Plaintiff is not releasing any liability by agreeing to this contract, but is merely agreeing to litigate any disputes he may have in a particular forum. Plaintiff has not argued that there is no remedy available to him *577 in Panama, or that litigating his claim in Panama would deprive him of his day in court. Under the circumstances presented in this case, we agree with the trial court that holding plaintiff to this forum selection clause is not an unreasonable condition of plaintiff's employment.
Although plaintiff argues that the forum selection clause contained in the contract does not apply to this tort action, we find no merit in this argument. The specific terms of the contract state that any claims against the owner of the vessel will be adjudicated in Panama, and that the employee waives the right to such cases heard in any other jurisdiction. There is no limitation in this clause regarding delictual actions, and we fail to find that this action is excluded from the express terms of the agreement.
Thus, under the circumstances presented here, we find the holdings in the previous Louisiana decisions of Prado, Barcelona and most recently in Lejano are controlling in this case. A forum selection clause is to be upheld absent a strong showing that it should be set aside. We find that plaintiff in this case has failed to make a sufficient showing that the forum selection clause in this case is unreasonable, unjust, or that it should not be enforced. We find no error of the trial court in maintaining defendant's exception of improper venue.

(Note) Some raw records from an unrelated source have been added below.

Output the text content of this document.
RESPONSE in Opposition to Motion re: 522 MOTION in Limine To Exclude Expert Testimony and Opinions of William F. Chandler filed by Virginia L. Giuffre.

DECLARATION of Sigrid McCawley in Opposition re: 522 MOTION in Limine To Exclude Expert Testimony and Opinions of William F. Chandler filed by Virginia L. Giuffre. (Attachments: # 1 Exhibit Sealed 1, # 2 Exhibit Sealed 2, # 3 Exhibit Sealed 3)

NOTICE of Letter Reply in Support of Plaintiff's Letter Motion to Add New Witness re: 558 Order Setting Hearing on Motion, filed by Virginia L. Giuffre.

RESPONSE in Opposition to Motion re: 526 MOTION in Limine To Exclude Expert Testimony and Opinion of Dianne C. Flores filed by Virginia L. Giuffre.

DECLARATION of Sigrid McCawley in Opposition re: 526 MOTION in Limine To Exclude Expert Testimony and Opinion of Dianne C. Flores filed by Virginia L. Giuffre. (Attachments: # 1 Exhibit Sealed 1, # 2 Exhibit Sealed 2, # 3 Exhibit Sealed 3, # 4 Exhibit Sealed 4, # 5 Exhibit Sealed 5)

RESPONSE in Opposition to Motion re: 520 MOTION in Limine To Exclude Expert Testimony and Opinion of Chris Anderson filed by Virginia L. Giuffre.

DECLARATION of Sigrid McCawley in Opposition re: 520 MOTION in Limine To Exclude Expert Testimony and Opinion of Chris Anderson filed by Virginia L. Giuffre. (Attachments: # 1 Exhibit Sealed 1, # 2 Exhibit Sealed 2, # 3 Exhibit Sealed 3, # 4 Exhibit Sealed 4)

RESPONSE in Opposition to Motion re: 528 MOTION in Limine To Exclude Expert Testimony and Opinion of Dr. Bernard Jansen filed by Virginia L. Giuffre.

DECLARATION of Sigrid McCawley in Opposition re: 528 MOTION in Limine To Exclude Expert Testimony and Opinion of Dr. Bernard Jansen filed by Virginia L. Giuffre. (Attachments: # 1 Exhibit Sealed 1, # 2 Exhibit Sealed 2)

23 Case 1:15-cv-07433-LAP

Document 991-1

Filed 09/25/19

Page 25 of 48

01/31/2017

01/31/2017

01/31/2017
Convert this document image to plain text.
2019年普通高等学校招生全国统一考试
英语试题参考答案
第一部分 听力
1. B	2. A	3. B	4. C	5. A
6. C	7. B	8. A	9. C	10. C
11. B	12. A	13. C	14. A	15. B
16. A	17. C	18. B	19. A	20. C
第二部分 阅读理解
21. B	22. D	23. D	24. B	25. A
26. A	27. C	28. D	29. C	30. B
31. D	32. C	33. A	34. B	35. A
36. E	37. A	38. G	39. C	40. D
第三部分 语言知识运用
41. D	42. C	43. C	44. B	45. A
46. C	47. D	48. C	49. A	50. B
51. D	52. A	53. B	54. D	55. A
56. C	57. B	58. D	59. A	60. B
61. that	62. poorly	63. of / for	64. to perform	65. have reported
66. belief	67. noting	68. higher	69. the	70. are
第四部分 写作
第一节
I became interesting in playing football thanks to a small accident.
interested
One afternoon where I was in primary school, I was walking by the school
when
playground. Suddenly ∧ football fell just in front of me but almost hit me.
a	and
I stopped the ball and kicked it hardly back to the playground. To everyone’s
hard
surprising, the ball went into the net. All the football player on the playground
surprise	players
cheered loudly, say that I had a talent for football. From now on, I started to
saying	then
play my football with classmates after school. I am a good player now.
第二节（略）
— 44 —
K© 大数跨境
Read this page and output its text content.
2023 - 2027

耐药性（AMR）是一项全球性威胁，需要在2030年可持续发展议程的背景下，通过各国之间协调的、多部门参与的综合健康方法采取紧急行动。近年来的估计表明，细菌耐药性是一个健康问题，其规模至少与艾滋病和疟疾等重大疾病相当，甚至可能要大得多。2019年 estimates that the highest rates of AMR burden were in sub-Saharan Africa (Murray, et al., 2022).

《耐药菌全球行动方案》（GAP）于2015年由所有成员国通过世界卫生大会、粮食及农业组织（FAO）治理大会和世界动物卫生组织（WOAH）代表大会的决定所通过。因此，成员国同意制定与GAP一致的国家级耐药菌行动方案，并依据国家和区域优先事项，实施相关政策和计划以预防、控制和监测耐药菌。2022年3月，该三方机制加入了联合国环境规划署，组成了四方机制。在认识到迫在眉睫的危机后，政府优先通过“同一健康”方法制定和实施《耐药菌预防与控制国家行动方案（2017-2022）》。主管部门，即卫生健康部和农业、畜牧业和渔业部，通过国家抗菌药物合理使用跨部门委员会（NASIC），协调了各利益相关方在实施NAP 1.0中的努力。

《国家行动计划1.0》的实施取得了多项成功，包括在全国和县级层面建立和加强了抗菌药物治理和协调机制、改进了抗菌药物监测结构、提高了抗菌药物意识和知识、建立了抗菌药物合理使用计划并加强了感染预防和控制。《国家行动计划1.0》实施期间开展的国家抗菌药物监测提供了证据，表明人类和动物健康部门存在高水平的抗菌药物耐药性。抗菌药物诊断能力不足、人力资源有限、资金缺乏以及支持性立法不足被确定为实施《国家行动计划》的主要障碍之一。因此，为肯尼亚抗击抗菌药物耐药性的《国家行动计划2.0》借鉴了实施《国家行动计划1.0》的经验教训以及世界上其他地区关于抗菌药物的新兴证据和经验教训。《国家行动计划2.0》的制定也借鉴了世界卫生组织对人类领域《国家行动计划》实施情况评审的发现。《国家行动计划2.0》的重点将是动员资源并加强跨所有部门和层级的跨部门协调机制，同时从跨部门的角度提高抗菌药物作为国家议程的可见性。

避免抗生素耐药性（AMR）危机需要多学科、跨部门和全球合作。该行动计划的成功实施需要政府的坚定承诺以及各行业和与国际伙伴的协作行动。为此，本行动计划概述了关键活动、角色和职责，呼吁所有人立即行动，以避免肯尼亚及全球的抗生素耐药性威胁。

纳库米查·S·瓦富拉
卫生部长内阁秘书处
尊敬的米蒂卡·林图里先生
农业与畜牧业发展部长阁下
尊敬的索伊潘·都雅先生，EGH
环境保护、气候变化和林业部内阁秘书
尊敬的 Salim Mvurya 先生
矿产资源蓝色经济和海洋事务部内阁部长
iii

However, the trial court dismissed the plaintiff's petition with prejudice. Plaintiff is entitled to pursue his claim for damages against his employer in the Republic of Panama. Therefore, the dismissal with prejudice was erroneous. We hereby amend the judgment of the trial court to provide that plaintiff's suit is dismissed without prejudice.
CONCLUSION
Accordingly, for the reasons assigned, the judgment of the trial court is amended, and as amended, is affirmed.
AMENDED AND AS AMENDED, AFFIRMED.
NOTES
[1] Defendant also filed exceptions of no cause and/or right of action, together with exceptions of insufficiency of citation, insufficiency of service of process and lack of subject matter jurisdiction. However, the trial court did not rule on these exceptions, and these issues are not before us in this appeal.